Le Premier secrétaire du Parti socialiste, Harlem Désir, a clairement ciblé la semaine dernière Nicolas Sarkozy, après que Christine Lagarde a été placée le 24 mai sous le statut de témoin assisté par la Cour de justice de la République.

"Dans quelles conditions a été prise cette décision alors que les services de Bercy y étaient hostiles? Qui l'a imposée ? Qui a décidé de la composition du tribunal? Qui était le chef de bande?", s'est-il interrogé dans Libération.

Entendue en 2008 par les députés, l'actuelle directrice générale du FMI avait affirmé avoir pris seule la décision du recours à l'arbitrage, sans intervention de l'Elysée.

Mais Stéphane Richard associe l'Elysée à la décision finale, et explique que son rôle était de vérifier que ce choix reçoive l'aval de l'Elysée, qui avait donné sa préférence.

"La décision a été celle de Madame Lagarde validée simultanément par l'Elysée", dit-il.

Selon le Canard enchaîné paru mercredi, Stéphane Richard a affirmé que Claude Guéant, alors secrétaire général de l'Elysée, "a donné pour instruction de recourir à un arbitrage" lors d'une réunion en juillet 2007.

Si le PDG d'Orange confirme cette rencontre avec Claude Guéant et Jean-François Rocchi, l'ex-président du Consortium de réalisation (CDR), structure créée pour gérer le passif du Crédit lyonnais, il dément avoir parlé d'"instruction".

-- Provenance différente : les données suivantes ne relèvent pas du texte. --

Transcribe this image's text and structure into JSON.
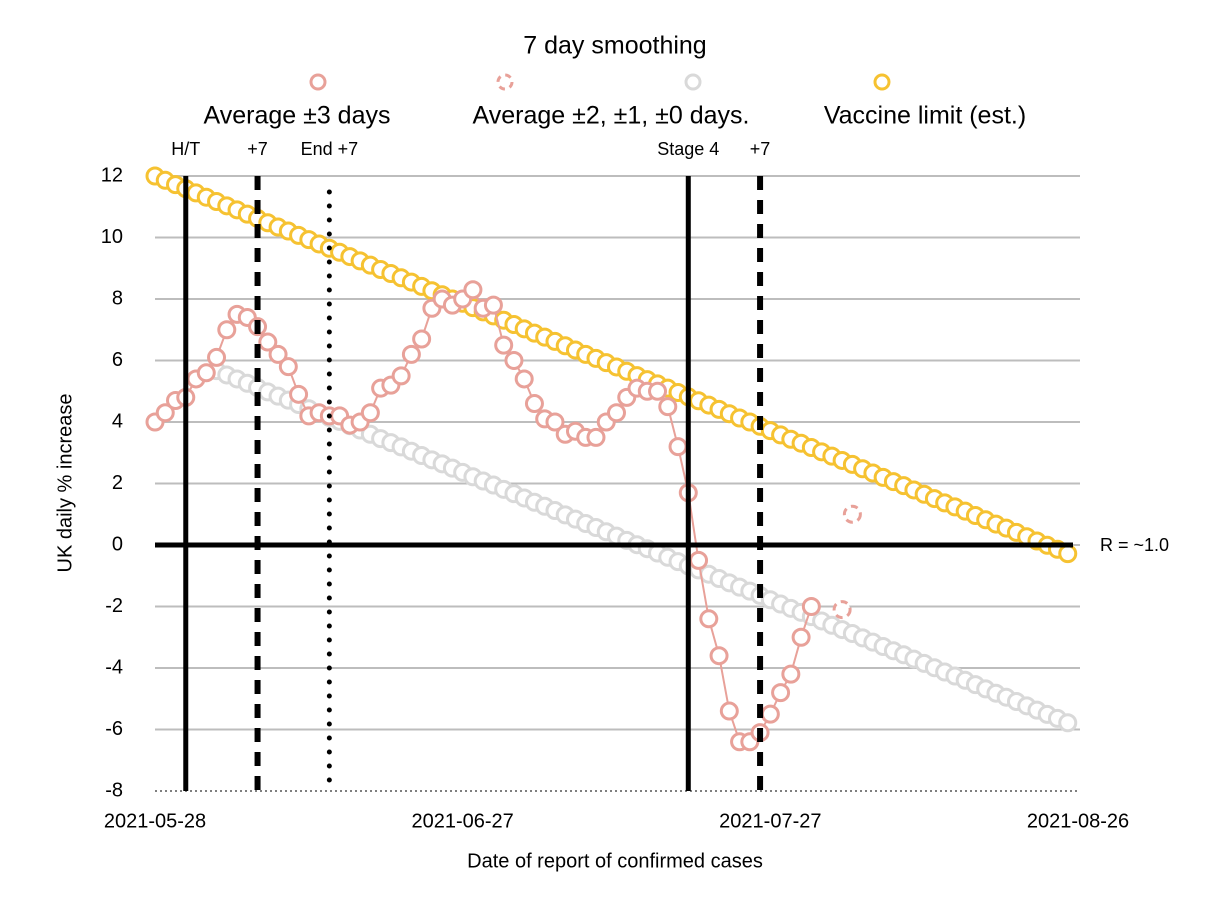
{
  "chart_data": {
    "type": "line",
    "legend_title": "7 day smoothing",
    "xlabel": "Date of report of confirmed cases",
    "ylabel": "UK daily % increase",
    "xlim": [
      "2021-05-28",
      "2021-08-26"
    ],
    "xticks": [
      "2021-05-28",
      "2021-06-27",
      "2021-07-27",
      "2021-08-26"
    ],
    "ylim": [
      -8,
      12
    ],
    "yticks": [
      -8,
      -6,
      -4,
      -2,
      0,
      2,
      4,
      6,
      8,
      10,
      12
    ],
    "grid": true,
    "x": [
      "2021-05-28",
      "2021-05-29",
      "2021-05-30",
      "2021-05-31",
      "2021-06-01",
      "2021-06-02",
      "2021-06-03",
      "2021-06-04",
      "2021-06-05",
      "2021-06-06",
      "2021-06-07",
      "2021-06-08",
      "2021-06-09",
      "2021-06-10",
      "2021-06-11",
      "2021-06-12",
      "2021-06-13",
      "2021-06-14",
      "2021-06-15",
      "2021-06-16",
      "2021-06-17",
      "2021-06-18",
      "2021-06-19",
      "2021-06-20",
      "2021-06-21",
      "2021-06-22",
      "2021-06-23",
      "2021-06-24",
      "2021-06-25",
      "2021-06-26",
      "2021-06-27",
      "2021-06-28",
      "2021-06-29",
      "2021-06-30",
      "2021-07-01",
      "2021-07-02",
      "2021-07-03",
      "2021-07-04",
      "2021-07-05",
      "2021-07-06",
      "2021-07-07",
      "2021-07-08",
      "2021-07-09",
      "2021-07-10",
      "2021-07-11",
      "2021-07-12",
      "2021-07-13",
      "2021-07-14",
      "2021-07-15",
      "2021-07-16",
      "2021-07-17",
      "2021-07-18",
      "2021-07-19",
      "2021-07-20",
      "2021-07-21",
      "2021-07-22",
      "2021-07-23",
      "2021-07-24",
      "2021-07-25",
      "2021-07-26",
      "2021-07-27",
      "2021-07-28",
      "2021-07-29",
      "2021-07-30",
      "2021-07-31",
      "2021-08-01",
      "2021-08-02",
      "2021-08-03",
      "2021-08-04",
      "2021-08-05",
      "2021-08-06",
      "2021-08-07",
      "2021-08-08",
      "2021-08-09",
      "2021-08-10",
      "2021-08-11",
      "2021-08-12",
      "2021-08-13",
      "2021-08-14",
      "2021-08-15",
      "2021-08-16",
      "2021-08-17",
      "2021-08-18",
      "2021-08-19",
      "2021-08-20",
      "2021-08-21",
      "2021-08-22",
      "2021-08-23",
      "2021-08-24",
      "2021-08-25"
    ],
    "series": [
      {
        "name": "Average ±3 days",
        "color": "#e8a199",
        "connected": true,
        "dashed": false,
        "values": [
          4.0,
          4.3,
          4.7,
          4.8,
          5.4,
          5.6,
          6.1,
          7.0,
          7.5,
          7.4,
          7.1,
          6.6,
          6.2,
          5.8,
          4.9,
          4.2,
          4.3,
          4.2,
          4.2,
          3.9,
          4.0,
          4.3,
          5.1,
          5.2,
          5.5,
          6.2,
          6.7,
          7.7,
          8.0,
          7.8,
          8.0,
          8.3,
          7.7,
          7.8,
          6.5,
          6.0,
          5.4,
          4.6,
          4.1,
          4.0,
          3.6,
          3.7,
          3.5,
          3.5,
          4.0,
          4.3,
          4.8,
          5.1,
          5.0,
          5.0,
          4.5,
          3.2,
          1.7,
          -0.5,
          -2.4,
          -3.6,
          -5.4,
          -6.4,
          -6.4,
          -6.1,
          -5.5,
          -4.8,
          -4.2,
          -3.0,
          -2.0,
          null,
          null,
          null,
          null,
          null,
          null,
          null,
          null,
          null,
          null,
          null,
          null,
          null,
          null,
          null,
          null,
          null,
          null,
          null,
          null,
          null,
          null,
          null,
          null,
          null
        ]
      },
      {
        "name": "Average ±2, ±1, ±0 days.",
        "color": "#e8a199",
        "connected": false,
        "dashed": true,
        "values": [
          null,
          null,
          null,
          null,
          null,
          null,
          null,
          null,
          null,
          null,
          null,
          null,
          null,
          null,
          null,
          null,
          null,
          null,
          null,
          null,
          null,
          null,
          null,
          null,
          null,
          null,
          null,
          null,
          null,
          null,
          null,
          null,
          null,
          null,
          null,
          null,
          null,
          null,
          null,
          null,
          null,
          null,
          null,
          null,
          null,
          null,
          null,
          null,
          null,
          null,
          null,
          null,
          null,
          null,
          null,
          null,
          null,
          null,
          null,
          null,
          null,
          null,
          null,
          null,
          null,
          null,
          null,
          -2.1,
          1.0,
          null,
          null,
          null,
          null,
          null,
          null,
          null,
          null,
          null,
          null,
          null,
          null,
          null,
          null,
          null,
          null,
          null,
          null,
          null,
          null,
          null
        ]
      },
      {
        "color": "#d9d9d9",
        "connected": false,
        "dashed": false,
        "values": [
          null,
          null,
          null,
          null,
          null,
          null,
          5.67,
          5.53,
          5.4,
          5.26,
          5.12,
          4.98,
          4.84,
          4.71,
          4.57,
          4.43,
          4.29,
          4.15,
          4.02,
          3.88,
          3.74,
          3.6,
          3.46,
          3.33,
          3.19,
          3.05,
          2.91,
          2.77,
          2.64,
          2.5,
          2.36,
          2.22,
          2.08,
          1.95,
          1.81,
          1.67,
          1.53,
          1.39,
          1.26,
          1.12,
          0.98,
          0.84,
          0.7,
          0.57,
          0.43,
          0.29,
          0.15,
          0.01,
          -0.12,
          -0.26,
          -0.4,
          -0.54,
          -0.68,
          -0.81,
          -0.95,
          -1.09,
          -1.23,
          -1.37,
          -1.5,
          -1.64,
          -1.78,
          -1.92,
          -2.06,
          -2.19,
          -2.33,
          -2.47,
          -2.61,
          -2.75,
          -2.88,
          -3.02,
          -3.16,
          -3.3,
          -3.44,
          -3.57,
          -3.71,
          -3.85,
          -3.99,
          -4.13,
          -4.26,
          -4.4,
          -4.54,
          -4.68,
          -4.82,
          -4.95,
          -5.09,
          -5.23,
          -5.37,
          -5.51,
          -5.64,
          -5.78
        ]
      },
      {
        "name": "Vaccine limit (est.)",
        "color": "#f6c231",
        "connected": false,
        "dashed": false,
        "values": [
          12.0,
          11.86,
          11.72,
          11.59,
          11.45,
          11.31,
          11.17,
          11.03,
          10.9,
          10.76,
          10.62,
          10.48,
          10.34,
          10.21,
          10.07,
          9.93,
          9.79,
          9.65,
          9.52,
          9.38,
          9.24,
          9.1,
          8.96,
          8.83,
          8.69,
          8.55,
          8.41,
          8.27,
          8.14,
          8.0,
          7.86,
          7.72,
          7.58,
          7.45,
          7.31,
          7.17,
          7.03,
          6.89,
          6.76,
          6.62,
          6.48,
          6.34,
          6.2,
          6.07,
          5.93,
          5.79,
          5.65,
          5.51,
          5.38,
          5.24,
          5.1,
          4.96,
          4.82,
          4.69,
          4.55,
          4.41,
          4.27,
          4.13,
          4.0,
          3.86,
          3.72,
          3.58,
          3.44,
          3.31,
          3.17,
          3.03,
          2.89,
          2.75,
          2.62,
          2.48,
          2.34,
          2.2,
          2.06,
          1.93,
          1.79,
          1.65,
          1.51,
          1.37,
          1.24,
          1.1,
          0.96,
          0.82,
          0.68,
          0.55,
          0.41,
          0.27,
          0.13,
          -0.01,
          -0.14,
          -0.28
        ]
      }
    ],
    "vlines": [
      {
        "text": "H/T",
        "x": "2021-05-31",
        "style": "solid"
      },
      {
        "text": "+7",
        "x": "2021-06-07",
        "style": "dashed"
      },
      {
        "text": "End +7",
        "x": "2021-06-14",
        "style": "dotted"
      },
      {
        "text": "Stage 4",
        "x": "2021-07-19",
        "style": "solid"
      },
      {
        "text": "+7",
        "x": "2021-07-26",
        "style": "dashed"
      }
    ],
    "hlines": [
      {
        "text": "R = ~1.0",
        "y": 0
      }
    ]
  }
}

"Il y a eu un consensus. Il a été confirmé que l'arbitrage était la meilleure solution", dit-il.

TROIS ARBITRES "IMPOSÉS"

L'enquête devra déterminer qui a lancé en premier l'idée d'arbitrage, supposée éviter à l'Etat d'avoir à verser des sommes bien supérieures si Bernard Tapie gagnait son long bras de fer judiciaire avec la banque.

Stéphane Richard nuance des propos antérieurs sur le rôle de Jean-François Rocchi. "Il a demandé l'autorisation de mettre à l'étude un arbitrage pour trouver une solution globale et définitive à cet imbroglio juridique depuis quinze ans".

Le PDG d'Orange estime que l'on cherche à monter les protagonistes les uns contre les autres et s'est défendu, la semaine dernière, d'avoir mis en cause l'ancien ministre centriste Jean-Louis Borloo, ancien avocat de Bernard Tapie.

Le président de l'UDI, qui n'est resté qu'un mois à Bercy, a assuré sur RTL qu'il n'avait même "jamais lu" le dossier.

Interrogé par Reuters, Thomas Clay, expert de l'arbitrage entendu par l'Assemblée nationale sur ce dossier, dit avoir relevé des anomalies dans la procédure d'arbitrage.

"Dans une procédure normale, chaque partie choisit un arbitre, et les deux arbitres choisissent le troisième", explique ce professeur de droit à l'Université de Versailles. "Dans cet arbitrage Tapie, les arbitres ont été choisis avant que soit décidé le recours à l'arbitrage, et les trois arbitres ont été imposés par Bercy", ajoute-t-il.

Les soupçons des enquêteurs portent en partie sur le fait que Pierre Estoup a caché avoir eu des liens anciens avec l'avocat de Bernard Tapie, Me Maurice Lantourne, laissé libre à l'issue de sa garde à vue.

"Un rapport de la Cour des comptes d'avril 2011 montre un certain nombre de liens entre les deux hommes, et montre que, dès le 30 octobre 2008, Bercy était informé de ces liens et a décidé de continuer et de ne pas récuser cet arbitre, ce qui aurait pourtant tout arrêté", note Thomas Clay.